Por meio dos relatos encontrados e também das passagens do jornal, podemos inferir que parte desse processo se dá pela pausa das atividades da Samarco no município que prejudicou parte da população de Mariana. Seguindo essa lógica, os atingidos se tornam então, os principais “culpados” pela queda da mineradora.

A partir do site da Fundação Renova, foi possível observar o jogo político que atravessa as narrativas das histórias, na medida em que a instituição, possui poderes aquisitivos maiores que as populações atingidas, o que permite que a empresa invista mais capital em marketing e publicidade a fim de reverter a crise de imagem pela qual a Samarco, mais que as empresas Vale e BHP passou após o crime. A própria criação da Instituição, de acordo com Maher (2021), foi algo feito às escuras. Os atingidos durante as reuniões promovidas pela Samarco, não sabiam que o processo de reparação viria de uma pessoa jurídica.

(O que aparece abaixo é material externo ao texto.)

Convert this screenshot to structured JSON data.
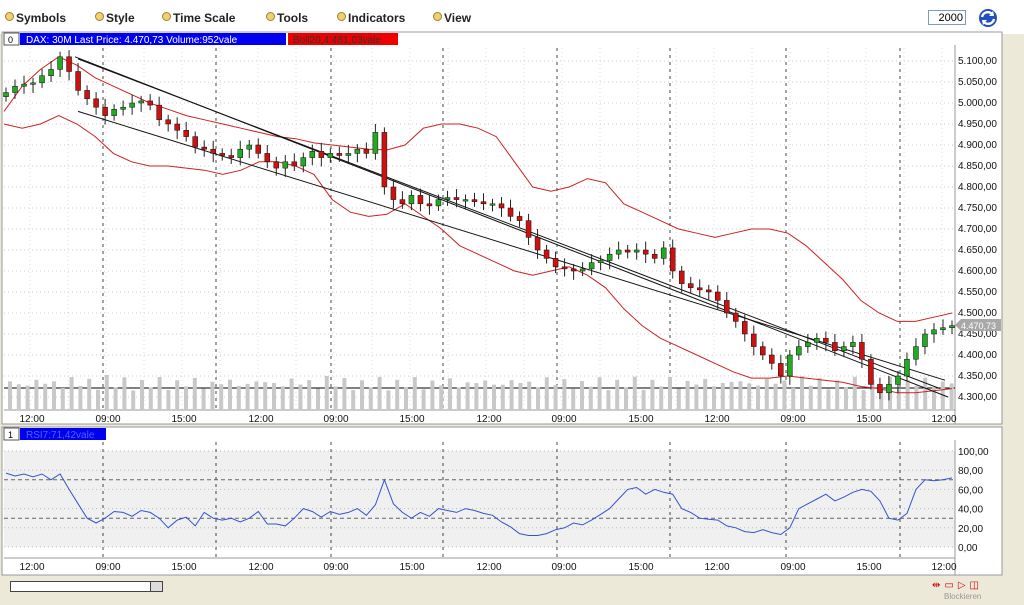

Assim como a construção do Dique S4, considerada uma forma de apagamento e que foi justificada como uma das únicas formas possíveis de contenção dos rejeitos restantes pós desastre, nos últimos meses, a alteração da rota da Estrada Real (Freitas et al, 2023), que passava pelo antigo Bento, se tornou também fonte de disputa, a partir do momento em que a Fundação Renova planejou as mudanças de rota com a justificativa de potencial turístico sem consultar a população atingida. Esse processo soma mais uma forma de apagamento da memória de Bento origem e que faz parte também de mais uma camada do trauma vivenciado.


Conclusões/Considerações finais
A partir desse pequeno esboço, concluímos que para que o discurso da comunidade atingida seja ouvido, é necessário um trabalho de sensibilização social.